Occupy is a Revolutionary Subject or Still Life

– Balthus, Still Life, 1937

Occupy Wall Street as a Node of Resonance

The node of resonance analysis seems to me flawed because it takes the image from network theory. Receptive as well as resonant nodes imply a mechanical reduction: they are parts of a mechanism, not machines productive of transversal subjects.

Occupy has the power to effect change | Peter Hallward

Peter Hallward’s piece ignores even Judith Butler’s view of a material transformation effected by Occupy – which is at least suggestive – in favour of advocating a conventional protest movement, involving civil disobedience and non-compliance.

The tactics of occupation: Becoming cockroach

This is where the former analysis actually works, since it points out the difference between Occupy and a protest movement: the former does not Move! Here also the strength in the Cockroaches article is stasis. There is no movement.

What doesn’t happen when we stop? is the question. Not the more familiar: What happens? Or: What happens now that we have stopped here?

So: What or who cannot be excluded? Not: How can I be included?

Which points to Occupy as a simulation. There is an indication, several stories, an anecdote or two, that the Zuccotti Occupation began from an artistic reappropriation of the Tahrir Square Occupation. It was recognisable. People knew how to respond. And there was a sort of romance: maybe we are like Egyptians, fighting an overtly oppressive system.

It involved – and involves still, stillness being all – the putting into play of an aesthetic for which no further instructions were required. Simply occupy! It is this aesthetic phenomenon that the above analyses are trying to reduce to discourse, to analyse, to trace the outlines of, the etiology, the teleology, the origins and ends, and curlicuing, ornamenting out of sheer imaginative will, and failing to analyse, failing even to depict.
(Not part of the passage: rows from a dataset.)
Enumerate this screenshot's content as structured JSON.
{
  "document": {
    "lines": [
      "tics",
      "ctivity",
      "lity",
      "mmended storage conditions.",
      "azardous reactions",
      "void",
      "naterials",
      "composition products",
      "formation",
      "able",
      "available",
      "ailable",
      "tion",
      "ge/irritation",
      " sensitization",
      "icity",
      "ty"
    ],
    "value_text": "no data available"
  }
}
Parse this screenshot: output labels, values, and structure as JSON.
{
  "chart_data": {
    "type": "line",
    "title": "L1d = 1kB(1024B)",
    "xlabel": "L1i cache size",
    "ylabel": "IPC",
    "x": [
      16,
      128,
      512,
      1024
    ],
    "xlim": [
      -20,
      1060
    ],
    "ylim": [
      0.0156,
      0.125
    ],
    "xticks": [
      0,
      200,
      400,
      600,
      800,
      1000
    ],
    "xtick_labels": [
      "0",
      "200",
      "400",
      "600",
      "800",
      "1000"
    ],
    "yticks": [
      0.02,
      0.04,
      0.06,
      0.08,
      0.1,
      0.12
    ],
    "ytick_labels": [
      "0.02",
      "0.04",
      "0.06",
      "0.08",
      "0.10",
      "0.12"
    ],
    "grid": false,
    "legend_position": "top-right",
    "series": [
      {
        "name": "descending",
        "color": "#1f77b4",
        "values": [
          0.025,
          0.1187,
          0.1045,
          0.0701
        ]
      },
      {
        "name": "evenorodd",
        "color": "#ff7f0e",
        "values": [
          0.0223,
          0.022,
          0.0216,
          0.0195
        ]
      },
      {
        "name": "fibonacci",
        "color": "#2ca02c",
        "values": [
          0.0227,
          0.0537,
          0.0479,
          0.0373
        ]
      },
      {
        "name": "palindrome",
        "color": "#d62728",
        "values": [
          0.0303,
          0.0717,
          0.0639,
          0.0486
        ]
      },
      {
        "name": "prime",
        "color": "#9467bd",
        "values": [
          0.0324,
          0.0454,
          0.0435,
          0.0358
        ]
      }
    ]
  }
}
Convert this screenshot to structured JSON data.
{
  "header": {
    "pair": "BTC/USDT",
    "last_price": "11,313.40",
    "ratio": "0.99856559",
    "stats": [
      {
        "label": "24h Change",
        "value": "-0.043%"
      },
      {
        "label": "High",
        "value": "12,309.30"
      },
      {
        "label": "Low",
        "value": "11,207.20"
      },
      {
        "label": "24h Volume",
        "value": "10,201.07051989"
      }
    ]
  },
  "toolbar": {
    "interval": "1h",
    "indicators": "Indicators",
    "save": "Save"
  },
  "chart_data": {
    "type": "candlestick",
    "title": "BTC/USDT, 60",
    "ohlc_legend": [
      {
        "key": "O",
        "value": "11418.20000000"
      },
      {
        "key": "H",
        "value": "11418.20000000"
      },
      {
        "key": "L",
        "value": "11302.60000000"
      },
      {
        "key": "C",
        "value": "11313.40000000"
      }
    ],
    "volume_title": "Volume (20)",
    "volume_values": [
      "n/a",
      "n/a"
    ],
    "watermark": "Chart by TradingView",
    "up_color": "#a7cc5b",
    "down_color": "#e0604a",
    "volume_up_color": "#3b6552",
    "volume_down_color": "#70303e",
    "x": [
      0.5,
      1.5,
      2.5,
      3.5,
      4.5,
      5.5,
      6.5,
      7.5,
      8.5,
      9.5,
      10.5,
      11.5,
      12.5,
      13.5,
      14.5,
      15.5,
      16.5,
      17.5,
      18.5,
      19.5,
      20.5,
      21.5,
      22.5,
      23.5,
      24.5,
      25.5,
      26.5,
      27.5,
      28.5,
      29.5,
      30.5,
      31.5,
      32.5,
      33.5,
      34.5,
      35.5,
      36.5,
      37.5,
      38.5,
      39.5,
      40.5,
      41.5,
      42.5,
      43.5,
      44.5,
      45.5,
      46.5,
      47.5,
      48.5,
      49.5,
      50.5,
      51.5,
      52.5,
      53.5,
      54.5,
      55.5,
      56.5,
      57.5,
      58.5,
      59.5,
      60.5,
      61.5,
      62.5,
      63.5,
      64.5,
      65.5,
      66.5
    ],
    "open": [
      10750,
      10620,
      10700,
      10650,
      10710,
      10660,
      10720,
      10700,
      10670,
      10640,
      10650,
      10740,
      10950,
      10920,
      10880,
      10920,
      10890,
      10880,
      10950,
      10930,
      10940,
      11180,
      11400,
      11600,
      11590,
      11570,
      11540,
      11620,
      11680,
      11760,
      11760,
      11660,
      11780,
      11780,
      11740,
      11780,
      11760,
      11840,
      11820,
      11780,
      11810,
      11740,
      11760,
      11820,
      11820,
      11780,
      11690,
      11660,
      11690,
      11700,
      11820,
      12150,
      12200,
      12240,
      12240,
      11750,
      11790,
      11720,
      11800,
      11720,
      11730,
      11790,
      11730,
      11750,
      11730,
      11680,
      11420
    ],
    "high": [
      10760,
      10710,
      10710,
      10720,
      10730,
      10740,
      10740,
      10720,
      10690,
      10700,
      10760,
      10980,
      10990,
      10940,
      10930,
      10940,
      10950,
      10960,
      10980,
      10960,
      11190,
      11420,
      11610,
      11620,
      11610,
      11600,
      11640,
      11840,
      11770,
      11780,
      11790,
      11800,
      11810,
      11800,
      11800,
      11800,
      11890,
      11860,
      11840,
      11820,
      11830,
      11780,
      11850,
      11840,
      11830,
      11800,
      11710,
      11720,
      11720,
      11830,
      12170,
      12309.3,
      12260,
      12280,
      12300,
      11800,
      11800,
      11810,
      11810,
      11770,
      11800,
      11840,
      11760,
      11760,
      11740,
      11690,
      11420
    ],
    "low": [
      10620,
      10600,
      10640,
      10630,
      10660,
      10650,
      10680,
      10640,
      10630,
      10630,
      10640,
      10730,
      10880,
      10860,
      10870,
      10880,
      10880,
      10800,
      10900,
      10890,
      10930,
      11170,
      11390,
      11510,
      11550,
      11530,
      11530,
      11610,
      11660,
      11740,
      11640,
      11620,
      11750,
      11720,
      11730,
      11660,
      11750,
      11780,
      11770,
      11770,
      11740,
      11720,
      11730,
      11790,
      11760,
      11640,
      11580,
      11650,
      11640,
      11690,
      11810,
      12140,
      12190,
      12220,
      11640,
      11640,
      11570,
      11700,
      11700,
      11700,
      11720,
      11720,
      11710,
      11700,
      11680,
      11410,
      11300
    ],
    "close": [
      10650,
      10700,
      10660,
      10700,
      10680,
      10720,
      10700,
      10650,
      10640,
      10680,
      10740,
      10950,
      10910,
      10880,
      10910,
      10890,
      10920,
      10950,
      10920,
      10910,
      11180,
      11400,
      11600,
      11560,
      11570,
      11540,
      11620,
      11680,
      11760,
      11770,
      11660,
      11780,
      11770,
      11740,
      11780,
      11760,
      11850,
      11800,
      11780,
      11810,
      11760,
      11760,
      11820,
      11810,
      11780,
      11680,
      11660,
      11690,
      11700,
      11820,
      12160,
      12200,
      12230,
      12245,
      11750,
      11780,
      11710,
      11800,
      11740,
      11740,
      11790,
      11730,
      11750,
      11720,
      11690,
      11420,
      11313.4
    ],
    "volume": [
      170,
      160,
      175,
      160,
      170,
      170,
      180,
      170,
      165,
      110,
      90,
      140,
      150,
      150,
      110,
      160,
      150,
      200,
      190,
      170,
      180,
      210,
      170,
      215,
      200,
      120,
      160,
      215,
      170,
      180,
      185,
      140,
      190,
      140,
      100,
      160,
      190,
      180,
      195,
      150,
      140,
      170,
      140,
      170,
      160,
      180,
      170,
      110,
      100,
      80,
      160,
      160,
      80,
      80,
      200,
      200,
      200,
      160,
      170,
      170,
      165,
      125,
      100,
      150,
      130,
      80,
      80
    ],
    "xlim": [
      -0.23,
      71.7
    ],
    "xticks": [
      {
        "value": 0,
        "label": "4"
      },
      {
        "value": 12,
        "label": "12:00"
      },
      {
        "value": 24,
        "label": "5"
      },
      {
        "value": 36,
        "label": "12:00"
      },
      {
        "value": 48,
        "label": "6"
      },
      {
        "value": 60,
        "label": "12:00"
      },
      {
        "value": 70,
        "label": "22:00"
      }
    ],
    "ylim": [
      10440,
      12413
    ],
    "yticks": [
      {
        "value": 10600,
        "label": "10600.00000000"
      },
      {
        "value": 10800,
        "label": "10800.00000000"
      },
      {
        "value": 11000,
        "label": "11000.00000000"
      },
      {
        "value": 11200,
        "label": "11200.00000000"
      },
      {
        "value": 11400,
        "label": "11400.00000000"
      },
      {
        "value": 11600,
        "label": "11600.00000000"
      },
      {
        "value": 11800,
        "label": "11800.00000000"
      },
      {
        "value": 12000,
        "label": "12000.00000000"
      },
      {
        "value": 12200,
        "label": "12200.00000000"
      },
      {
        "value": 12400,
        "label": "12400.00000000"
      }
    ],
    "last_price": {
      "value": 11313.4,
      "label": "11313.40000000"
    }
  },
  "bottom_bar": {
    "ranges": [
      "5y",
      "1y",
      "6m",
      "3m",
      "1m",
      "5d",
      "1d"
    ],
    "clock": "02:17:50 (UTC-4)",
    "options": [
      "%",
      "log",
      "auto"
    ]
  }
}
Because such traditional forms of analysis are afraid of simulation, fakes, the hyperreal, or virtual.

Imagine a serious person finding value in the politically fake! There is an art to writing of such things.

What I would like to point out is that not only is Occupy not a movement, because it does not move, not only is Occupy a simulation, or fake, or play politics (!), but that in the bodies it immoblises it puts its own status – and stasis – at risk.